El caso es que Kamala Harris es bastante más que “la primera mujer y la primera persona de raza no blanca” que será vicepresidenta de los Estados Unidos. Nacida en Oakland (California), de padre con orígenes jamaicanos y profesor emérito de Economía en Stanford, y madre natural del sur de la India, bióloga e investigadora en el cáncer de mama, se educó en la universidad de Berkeley, como sus padres, que estudiaron becados y militaron en el movimiento por los derechos civiles, a principios de los años sesenta. Con 40 años, Kamala fue nombrada fiscal de San Francisco, siendo “la primera mujer y la primera persona de raza no blanca” en ejercer el cargo y, luego, de California. ¿Son sus méritos o su color de piel los que la han aupado a Harris en el más que averiado ascensor social estadounidense? Que se identifique a Harris por su color de piel indeterminado, es decir, “no blanco”, lo cual aún resulta más humillante, antes que por sus capacidades, indica todo lo que queda por hacer en el camino de la igualdad efectiva en el “país de los hombres libres” –(¿de las mujeres no?)- Por eso, es desde luego una luz de esperanza para todas las “razas” del mundo, las oprimidas y las que deberían redimirse de su condición de opresoras, la victoria del tándem demócrata en el plebiscito sobre el Gran Mentiroso: tanto la victoria de Joe Biden, de quien solo tangencialmente se destaca el dato que es el segundo presidente católico después de Kennedy, como la de Harris.
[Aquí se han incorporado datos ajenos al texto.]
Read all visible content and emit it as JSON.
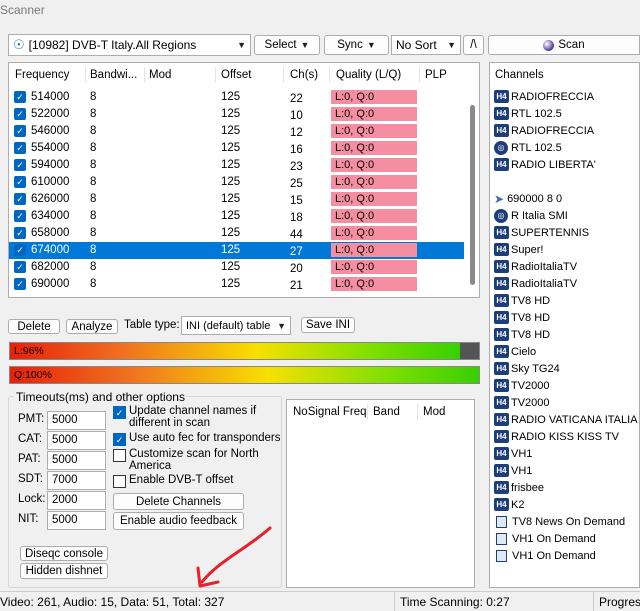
{
  "window": {
    "title": "Scanner"
  },
  "toolbar": {
    "transponder_list": "[10982] DVB-T Italy.All Regions",
    "select_label": "Select",
    "sync_label": "Sync",
    "sort_value": "No Sort",
    "slash_label": "/\\",
    "scan_label": "Scan"
  },
  "table": {
    "headers": {
      "frequency": "Frequency",
      "bandwidth": "Bandwi...",
      "mod": "Mod",
      "offset": "Offset",
      "chs": "Ch(s)",
      "quality": "Quality (L/Q)",
      "plp": "PLP"
    },
    "rows": [
      {
        "freq": "514000",
        "bw": "8",
        "offset": "125",
        "ch": "22",
        "quality": "L:0, Q:0"
      },
      {
        "freq": "522000",
        "bw": "8",
        "offset": "125",
        "ch": "10",
        "quality": "L:0, Q:0"
      },
      {
        "freq": "546000",
        "bw": "8",
        "offset": "125",
        "ch": "12",
        "quality": "L:0, Q:0"
      },
      {
        "freq": "554000",
        "bw": "8",
        "offset": "125",
        "ch": "16",
        "quality": "L:0, Q:0"
      },
      {
        "freq": "594000",
        "bw": "8",
        "offset": "125",
        "ch": "23",
        "quality": "L:0, Q:0"
      },
      {
        "freq": "610000",
        "bw": "8",
        "offset": "125",
        "ch": "25",
        "quality": "L:0, Q:0"
      },
      {
        "freq": "626000",
        "bw": "8",
        "offset": "125",
        "ch": "15",
        "quality": "L:0, Q:0"
      },
      {
        "freq": "634000",
        "bw": "8",
        "offset": "125",
        "ch": "18",
        "quality": "L:0, Q:0"
      },
      {
        "freq": "658000",
        "bw": "8",
        "offset": "125",
        "ch": "44",
        "quality": "L:0, Q:0"
      },
      {
        "freq": "674000",
        "bw": "8",
        "offset": "125",
        "ch": "27",
        "quality": "L:0, Q:0"
      },
      {
        "freq": "682000",
        "bw": "8",
        "offset": "125",
        "ch": "20",
        "quality": "L:0, Q:0"
      },
      {
        "freq": "690000",
        "bw": "8",
        "offset": "125",
        "ch": "21",
        "quality": "L:0, Q:0"
      }
    ],
    "selected_index": 9
  },
  "actions": {
    "delete_label": "Delete",
    "analyze_label": "Analyze",
    "table_type_label": "Table type:",
    "table_type_value": "INI (default) table",
    "save_ini_label": "Save INI"
  },
  "meters": {
    "level_label": "L:96%",
    "level_fraction": 0.96,
    "quality_label": "Q:100%",
    "quality_fraction": 1.0
  },
  "timeouts": {
    "title": "Timeouts(ms) and other options",
    "fields": [
      {
        "label": "PMT:",
        "value": "5000"
      },
      {
        "label": "CAT:",
        "value": "5000"
      },
      {
        "label": "PAT:",
        "value": "5000"
      },
      {
        "label": "SDT:",
        "value": "7000"
      },
      {
        "label": "Lock:",
        "value": "2000"
      },
      {
        "label": "NIT:",
        "value": "5000"
      }
    ],
    "options": [
      {
        "label": "Update channel names if different in scan",
        "checked": true
      },
      {
        "label": "Use auto fec for transponders",
        "checked": true
      },
      {
        "label": "Customize scan for North America",
        "checked": false
      },
      {
        "label": "Enable DVB-T offset",
        "checked": false
      }
    ],
    "delete_channels_label": "Delete Channels",
    "audio_feedback_label": "Enable audio feedback"
  },
  "nosignal": {
    "headers": [
      "NoSignal Freq",
      "Band",
      "Mod"
    ]
  },
  "misc": {
    "diseqc_label": "Diseqc console",
    "hidden_dishnet_label": "Hidden dishnet"
  },
  "channels": {
    "header": "Channels",
    "items": [
      {
        "icon": "h4-icon",
        "name": "RADIOFRECCIA"
      },
      {
        "icon": "h4-icon",
        "name": "RTL 102.5"
      },
      {
        "icon": "h4-icon",
        "name": "RADIOFRECCIA"
      },
      {
        "icon": "radio-icon",
        "name": "RTL 102.5"
      },
      {
        "icon": "h4-icon",
        "name": "RADIO LIBERTA'"
      },
      {
        "icon": "none",
        "name": ""
      },
      {
        "icon": "arrow-icon",
        "name": "690000 8 0"
      },
      {
        "icon": "radio-icon",
        "name": "R Italia SMI"
      },
      {
        "icon": "h4-icon",
        "name": "SUPERTENNIS"
      },
      {
        "icon": "h4-icon",
        "name": "Super!"
      },
      {
        "icon": "h4-icon",
        "name": "RadioItaliaTV"
      },
      {
        "icon": "h4-icon",
        "name": "RadioItaliaTV"
      },
      {
        "icon": "h4-icon",
        "name": "TV8 HD"
      },
      {
        "icon": "h4-icon",
        "name": "TV8 HD"
      },
      {
        "icon": "h4-icon",
        "name": "TV8 HD"
      },
      {
        "icon": "h4-icon",
        "name": "Cielo"
      },
      {
        "icon": "h4-icon",
        "name": "Sky TG24"
      },
      {
        "icon": "h4-icon",
        "name": "TV2000"
      },
      {
        "icon": "h4-icon",
        "name": "TV2000"
      },
      {
        "icon": "h4-icon",
        "name": "RADIO VATICANA ITALIA"
      },
      {
        "icon": "h4-icon",
        "name": "RADIO KISS KISS TV"
      },
      {
        "icon": "h4-icon",
        "name": "VH1"
      },
      {
        "icon": "h4-icon",
        "name": "VH1"
      },
      {
        "icon": "h4-icon",
        "name": "frisbee"
      },
      {
        "icon": "h4-icon",
        "name": "K2"
      },
      {
        "icon": "document-icon",
        "name": "TV8 News On Demand"
      },
      {
        "icon": "document-icon",
        "name": "VH1 On Demand"
      },
      {
        "icon": "document-icon",
        "name": "VH1 On Demand"
      }
    ]
  },
  "status": {
    "counts": "Video: 261, Audio: 15, Data: 51, Total: 327",
    "time": "Time Scanning: 0:27",
    "progress": "Progres"
  },
  "annotation": {
    "color": "#e8202a"
  }
}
Trump, quintaesencia del bocazas de la era Twitter, paradigma del fascismo banal con gorra de comandante en jefe, ha abierto el camino: si Biden y Harris fracasan, lo que vendrá después será lo peor que hayamos conocido

A partir de ahí, en la nueva era, todo son incógnitas. Pero, visto lo visto, puede que Biden -y Harris- sean la última oportunidad para regenerar la democracia en América, parafraseando el título del clásico de Tocqueville, con todo lo que ello supone para un mundo donde se extiende una nueva clase de totalitarismo del que Trump ha sido heraldo y referente. Desalojar a Trump de la Casa Blanca era díficil, muy difícil; pero más aún lo es desactivar el trumpismo sociológico, esa mitad “fea” de los Estados Unidos. Esos 70 millones de personas, derrotados en las urnas (como en la vida)  incapaces de ver en Harris nada más que “la primera mujer y la primera persona de raza no blanca”... que puede convertirse en presidenta en 2024. Enfrente están esos otros 75 millones que han salvado los muebles de un sistema que construye muros contra muchos de ellos, con o sin Trump en el Despacho Oval, como los latinos, decisivos en la victoria demócrata.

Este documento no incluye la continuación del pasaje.